Certaines technologies éducatives peuvent améliorer certains types d’apprentissage dans certains contextes.
- Les technologies numériques ont drastiquement amélioré l’accès aux ressources d’enseignement et d’apprentissage. Parmi les exemples, on peut citer la bibliothèque scolaire numérique nationale de l’Éthiopie et la bibliothèque numérique nationale de l’Inde. Au Bangladesh, le portail des enseignants compte plus de 600 000 utilisateurs.
- Les technologies ont eu des effets positifs modestes à moyens sur certains types d’apprentissage. Selon un examen de 23 applications de mathématiques utilisées dans l’enseignement primaire, ces applications se concentrent sur les exercices et la pratique, plutôt que sur les compétences avancées.
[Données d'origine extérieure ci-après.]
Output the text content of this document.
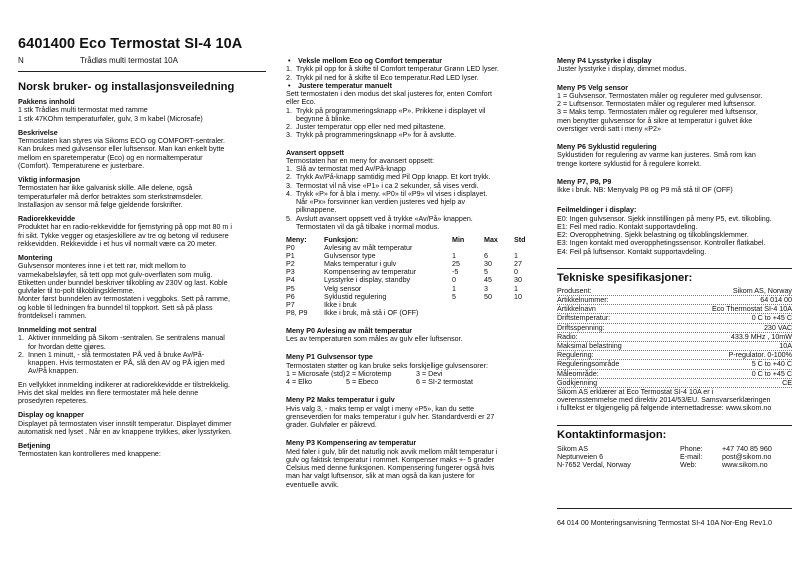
6401400 Eco Termostat SI-4 10A
N	Trådløs multi termostat 10A
Norsk bruker- og installasjonsveiledning
Pakkens innhold
1 stk Trådløs multi termostat med ramme
1 stk 47KOhm temperaturføler, gulv, 3 m kabel (Microsafe)
Beskrivelse
Termostaten kan styres via Sikoms ECO og COMFORT-sentraler.
Kan brukes med gulvsensor eller luftsensor. Man kan enkelt bytte
mellom en sparetemperatur (Eco) og en normaltemperatur
(Comfort). Temperaturene er justerbare.
Viktig informasjon
Termostaten har ikke galvanisk skille. Alle delene, også
temperaturføler må derfor betraktes som sterkstrømsdeler.
Installasjon av sensor må følge gjeldende forskrifter.
Radiorekkevidde
Produktet har en radio-rekkevidde for fjernstyring på opp mot 80 m i
fri sikt. Tykke vegger og etasjeskillere av tre og betong vil redusere
rekkevidden. Rekkevidde i et hus vil normalt være ca 20 meter.
Montering
Gulvsensor monteres inne i et tett rør, midt mellom to
varmekabelsløyfer, så tett opp mot gulv-overflaten som mulig.
Etiketten under bunndel beskriver tilkobling av 230V og last. Koble
gulvføler til to-polt tilkoblingsklemme.
Monter først bunndelen av termostaten i veggboks. Sett på ramme,
og koble til ledningen fra bunndel til toppkort. Sett så på plass
frontdeksel i rammen.
Innmelding mot sentral
1. Aktiver innmelding på Sikom -sentralen. Se sentralens manual
for hvordan dette gjøres.
2. Innen 1 minutt, - slå termostaten PÅ ved å bruke Av/På-
knappen. Hvis termostaten er PÅ, slå den AV og PÅ igjen med
Av/På knappen.
En vellykket innmelding indikerer at radiorekkevidde er tilstrekkelig.
Hvis det skal meldes inn flere termostater må hele denne
prosedyren repeteres.
Display og knapper
Displayet på termostaten viser innstilt temperatur. Displayet dimmer
automatisk ned lyset . Når en av knappene trykkes, øker lysstyrken.
Betjening
Termostaten kan kontrolleres med knappene:
•	Veksle mellom Eco og Comfort temperatur
1. Trykk pil opp for å skifte til Comfort temperatur Grønn LED lyser.
2. Trykk pil ned for å skifte til Eco temperatur.Rød LED lyser.
•	Justere temperatur manuelt
Sett termostaten i den modus det skal justeres for, enten Comfort
eller Eco.
1. Trykk på programmeringsknapp «P». Prikkene i displayet vil
begynne å blinke.
2. Juster temperatur opp eller ned med piltastene.
3. Trykk på programmeringsknapp «P» for å avslutte.
Avansert oppsett
Termostaten har en meny for avansert oppsett:
1. Slå av termostat med Av/På-knapp
2. Trykk Av/På-knapp samtidig med Pil Opp knapp. Et kort trykk.
3. Termostat vil nå vise «P1» i ca 2 sekunder, så vises verdi.
4. Trykk «P» for å bla i meny. «P0» til «P9» vil vises i displayet.
Når «Px» forsvinner kan verdien justeres ved hjelp av
pilknappene.
5. Avslutt avansert oppsett ved å trykke «Av/På» knappen.
Termostaten vil da gå tilbake i normal modus.
Meny:	Funksjon:	Min	Max	Std
P0	Avlesing av målt temperatur			
P1	Gulvsensor type	1	6	1
P2	Maks temperatur i gulv	25	30	27
P3	Kompensering av temperatur	-5	5	0
P4	Lysstyrke i display, standby	0	45	30
P5	Velg sensor	1	3	1
P6	Syklustid regulering	5	50	10
P7	Ikke i bruk			
P8, P9	Ikke i bruk, må stå i OF (OFF)			
Meny P0 Avlesing av målt temperatur
Les av temperaturen som måles av gulv eller luftsensor.
Meny P1 Gulvsensor type
Termostaten støtter og kan bruke seks forskjellige gulvsensorer:
1 = Microsafe (std) 2 = Microtemp	3 = Devi
4 = Elko	5 = Ebeco	6 = SI-2 termostat
Meny P2 Maks temperatur i gulv
Hvis valg 3, - maks temp er valgt i meny «P5», kan du sette
grenseverdien for maks temperatur i gulv her. Standardverdi er 27
grader. Gulvføler er påkrevd.
Meny P3 Kompensering av temperatur
Med føler i gulv, blir det naturlig nok avvik mellom målt temperatur i
gulv og faktisk temperatur i rommet. Kompenser maks +- 5 grader
Celsius med denne funksjonen. Kompensering fungerer også hvis
man har valgt luftsensor, slik at man også da kan justere for
eventuelle avvik.
Meny P4 Lysstyrke i display
Juster lysstyrke i display, dimmet modus.
Meny P5 Velg sensor
1 = Gulvsensor. Termostaten måler og regulerer med gulvsensor.
2 = Luftsensor. Termostaten måler og regulerer med luftsensor.
3 = Maks temp. Termostaten måler og regulerer med luftsensor,
men benytter gulvsensor for å sikre at temperatur i gulvet ikke
overstiger verdi satt i meny «P2»
Meny P6 Syklustid regulering
Syklustiden for regulering av varme kan justeres. Små rom kan
trenge kortere syklustid for å regulere korrekt.
Meny P7, P8, P9
Ikke i bruk. NB: Menyvalg P8 og P9 må stå til OF (OFF)
Feilmeldinger i display:
E0: Ingen gulvsensor. Sjekk innstillingen på meny P5, evt. tilkobling.
E1: Feil med radio. Kontakt supportavdeling.
E2: Overopphetning. Sjekk belastning og tilkoblingsklemmer.
E3: Ingen kontakt med overopphetingssensor. Kontroller flatkabel.
E4: Feil på luftsensor. Kontakt supportavdeling.
Tekniske spesifikasjoner:
Produsent:	Sikom AS, Norway
Artikkelnummer:	64 014 00
Artikkelnavn	Eco Thermostat SI-4 10A
Driftstemperatur:	0 C to +45 C
Driftsspenning:	230 VAC
Radio:	433.9 MHz , 10mW
Maksimal belastning	10A
Regulering:	P-regulator. 0-100%
Reguleringsområde	5 C to +40 C
Måleområde:	0 C to +45 C
Godkjenning	CE
Sikom AS erklærer at Eco Termostat SI-4 10A er i
overensstemmelse med direktiv 2014/53/EU. Samsvarserklæringen
i fulltekst er tilgjengelig på følgende internettadresse: www.sikom.no
Kontaktinformasjon:
Sikom AS	Phone:	+47 740 85 960
Neptunveien 6	E-mail:	post@sikom.no
N-7652 Verdal, Norway	Web:	www.sikom.no
64 014 00 Monteringsanvisning Termostat SI-4 10A Nor-Eng Rev1.0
- Cependant, il faudrait se concentrer sur les résultats d’apprentissage, et non sur les ressources numériques. Au Pérou, lorsque l’on a distribué plus d’un million d’ordinateurs portables sans les intégrer à la pédagogie, l’apprentissage n’a pas connu d’amélioration. Aux États-Unis, une analyse portant sur plus de deux millions d’élèves a révélé que les inégalités d’apprentissage s’étaient creusées lorsque l’enseignement avait été exclusivement dispensé à distance.
- Par ailleurs, les technologies n’ont pas besoin d’être avancées pour être efficaces. En Chine, des enregistrements de cours de grande qualité fournis à 100 millions d’élèves en milieu rural ont amélioré les résultats d’apprentissage de 32 % et réduit les écarts de revenus entre les zones urbaines et rurales de 38 %.
- Enfin, elles peuvent avoir un effet néfaste en cas d’utilisation inappropriée ou excessive. Les données tirées d’évaluations internationales à grande échelle, comme celles de l’enquête PISA, suggèrent un lien défavorable entre l’utilisation excessive des technologies de l’information et de la communication (TIC) et la performance des élèves. On a trouvé que la simple proximité avec un appareil mobile distrayait les élèves et avait un impact négatif sur l’apprentissage dans 14 pays, pourtant, moins d’un sur quatre a interdit l’utilisation des téléphones intelligents dans les établissements scolaires.
La rapidité de l’évolution des technologies complique l’adaptation des systèmes éducatifs.
- Les pays commencent à définir les compétences numériques auxquelles ils souhaitent donner la priorité dans les programmes d’enseignement et les normes d’évaluation. Au niveau mondial, 54 % des pays disposent de normes en matière de compétences numériques mais, bien souvent, elles ont été définies par des acteurs non étatiques, principalement commerciaux.
- De nombreux élèves n’ont pas souvent l’occasion d’utiliser les technologies numériques à l’école. Même dans les pays les plus riches, seuls environ 10 % des élèves de 15 ans utilisaient des appareils numériques pendant plus d’une heure par semaine dans le cadre des cours de mathématiques et de sciences.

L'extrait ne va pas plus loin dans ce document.